You can force printf to only print the low byte of the int, by using suitable formatting (%hhx), so this correctly prints only the value in the original char:

/* Notice the include is 'removed' so the C compiler does default behaviour */
/* #include <stdio.h> */

int main (int argc, const char * argv[]) {
    char schar[] = "\x70\x80";
    unsigned char uchar[] = "\x70\x80";

    printf("schar[0]=%hhx schar[1]=%hhx uchar[0]=%hhx uchar[1]=%hhx\n", 
           schar[0],   schar[1],   uchar[0],   uchar[1]);
    return 0;
}

This prints:

schar[0]=70 schar[1]=80 uchar[0]=70 uchar[1]=80

because printf interprets the %hhx to treat the int as an unsigned char. This does not change the fact that the char was sign extended to an int before printf was called. It is only a way to tell printf how to interpret the contents of the int.

In a way, for signed char *schar, the meaning of %hhx looks slightly misleading, but the '%x' format interprets int as unsigned anyway, and (with my printf) there is no format to print hex for signed values (IMHO it would be a confusing).

Sadly, ISO/ANSI/... don't freely publish our programming language standards, so I can't point to the specification, but searching the web might turn up working drafts.

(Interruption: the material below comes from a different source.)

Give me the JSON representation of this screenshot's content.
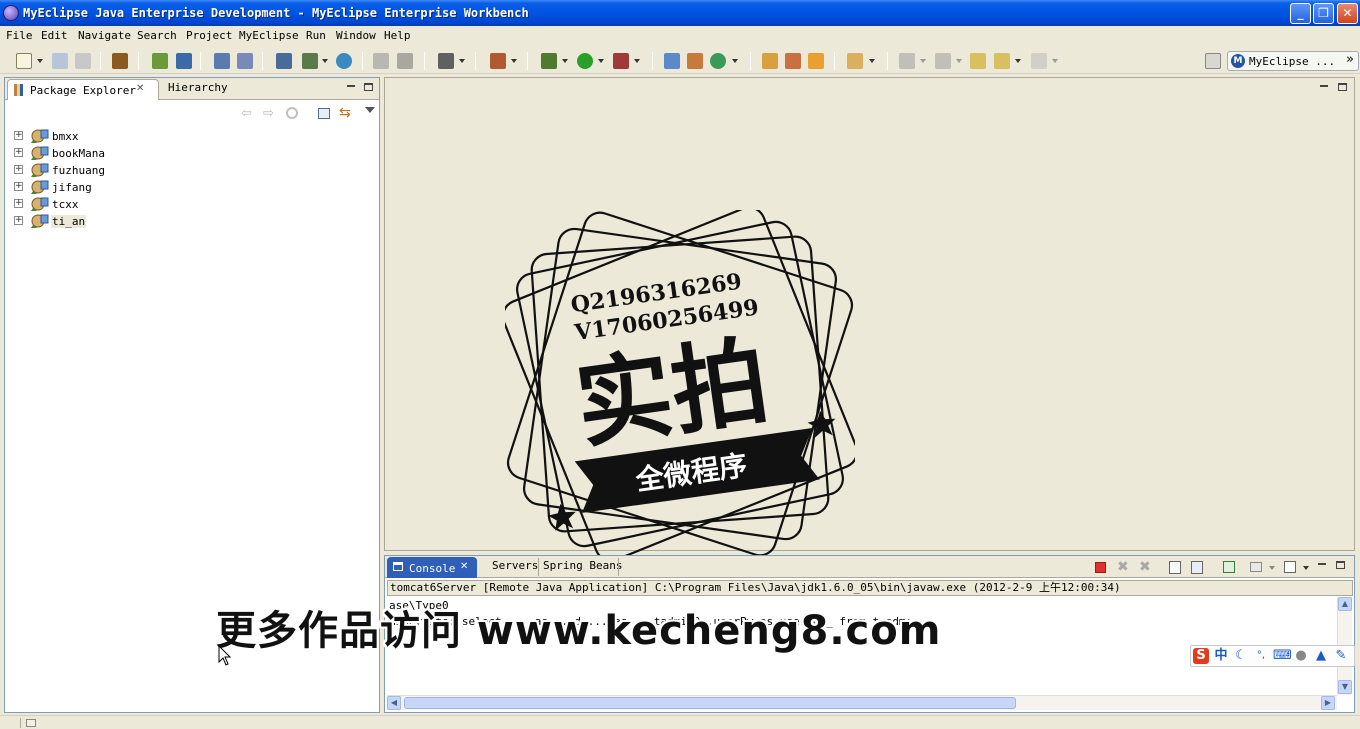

I haven't tried to find them. I would recommend "C: A Reference Manual" by Samuel P. Harbison and Guy L. Steele as a cheaper alternative to the ISO document.

HTH

4
votes

No. printf is a variable argument function, arguments to a variable argument function will be promoted to an int. And in this case the char was negative, so it gets sign extended.

1
votes

%x tells printf that the value to print is an unsigned int. So, it promotes the char to an unsigned int, sign extending as necessary and then prints out the resulting value.